The producers have built empires on the backs of animals.   They've provisioned generations of customers.  They’ve supplied food and clothing on both the survival level and at the luxury end of the market.  The Animal Industries have taken a lot of money out of people's pockets, whether by selling them clothing, food, shoes, cosmetics, medications or entertainment.  They seem to provide what others can’t - seemingly reliable, safe, economic and fashionable products and services.  They give the customers what they want without letting on just how the products come into being.  Especially where food is concerned, they’ve been allowed to sell harmful products, tell lies about them regarding their nutritional value, hide the cruelty to their animals, and go on to profit greatly.  We, the customers, have been made into suckers.  We can’t really believe that so much untruth, harmful products or monetary greed can exist.

The customer is partly to blame of course (it takes two to tango) because we believe what we want to believe.  But at heart, most of us can’t accept that some people can be so unprincipled that they’d do almost anything to turn a profit.  I’d be very surprised if even the smallest percentage of humans are truly wicked or so mentally ill or desperate that they’d sell their soul for wealth.  But many wealthy people are capable of doing just that, perhaps because of their desperate fear of ‘being without’.  They’ve only known wealth and cannot contemplate the idea of having less than they’ve been used to.  And if the sort of money they think they need can be made out of exploiting animals, that is exactly what they will do.

It seems that a small but powerful minority are without moral scruples.  These are the really dangerous people in our community, for they’re willing to abandon all moral constraint to guarantee their own material security.  They inhabit the board rooms of agribusiness (and allied industries) and think nothing of forcing small farmers out of business in order to establish intensive farms and processing operations.

For the remaining 99% of us, who’ve never had the chance to be tempted this way, we choose to believe what we’re told, and let ourselves be exploited in much the same way the animals are exploited.  Unless one is vegan, then almost all people seem to allow themselves to become supporters of these unprincipled businesses.  But if we did have the chance, would we be like them too?

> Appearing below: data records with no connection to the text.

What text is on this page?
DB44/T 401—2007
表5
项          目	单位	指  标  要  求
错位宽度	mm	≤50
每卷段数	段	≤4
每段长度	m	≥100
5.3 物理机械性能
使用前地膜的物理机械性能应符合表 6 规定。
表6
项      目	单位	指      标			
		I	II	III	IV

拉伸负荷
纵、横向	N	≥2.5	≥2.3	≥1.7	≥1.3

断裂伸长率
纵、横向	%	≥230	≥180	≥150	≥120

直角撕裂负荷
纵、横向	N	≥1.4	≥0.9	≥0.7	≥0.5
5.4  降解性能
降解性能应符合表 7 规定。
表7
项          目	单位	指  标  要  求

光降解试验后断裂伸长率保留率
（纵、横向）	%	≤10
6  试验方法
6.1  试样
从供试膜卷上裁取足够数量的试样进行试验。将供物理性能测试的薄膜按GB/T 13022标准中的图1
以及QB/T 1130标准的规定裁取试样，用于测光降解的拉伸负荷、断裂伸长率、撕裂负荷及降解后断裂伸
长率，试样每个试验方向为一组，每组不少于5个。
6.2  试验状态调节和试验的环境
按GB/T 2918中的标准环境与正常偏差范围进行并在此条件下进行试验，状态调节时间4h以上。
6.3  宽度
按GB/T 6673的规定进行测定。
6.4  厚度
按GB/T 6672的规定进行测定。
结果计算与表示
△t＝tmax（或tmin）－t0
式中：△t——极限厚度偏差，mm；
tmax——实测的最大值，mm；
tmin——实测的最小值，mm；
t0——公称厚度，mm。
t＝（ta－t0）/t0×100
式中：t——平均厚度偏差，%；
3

All of us probably have a few really deep fears – fear of failure, fear of poverty, fear of abandonment, fear of death etc., but most of us don’t have that monster-gene that allows us to destroy things on a grand scale, in order to make things safer for ourselves.  We might flirt with the devil sometimes, we might be less than fully conscious of what we do, but most of us are still in touch with our own feelings and would resile from actually inflicting pain on either human or animal.

But are most people speciesist at heart, when it suits their purpose?  Perhaps most people would think nothing of someone else exploiting animals if it could be of benefit to themselves.

With what we now know about today's animal husbandry practices, the 'customers' act as if they didn't know.  They see how the tycoon behaves, and let themselves be led by their example, living with a low empathy threshold, in order to carry on eating the poor creatures whilst feeling nothing for them.


Perhaps most people don’t realise the significance of what is happening behind the scenes.  Perhaps they really don't  know how badly farm animals suffer, and on what scale they suffer.  They keep their eyes and ears averted, in order that they may eat what they want to eat and wear what they want to wear.  They close off to information, so that they can act as if they didn’t know.  But in these well informed times that’s a rather lame position to take. It's as if they prefer to seem a bit slow on the uptake, rather than go through the much more taxing process of trying to refute the information on hand.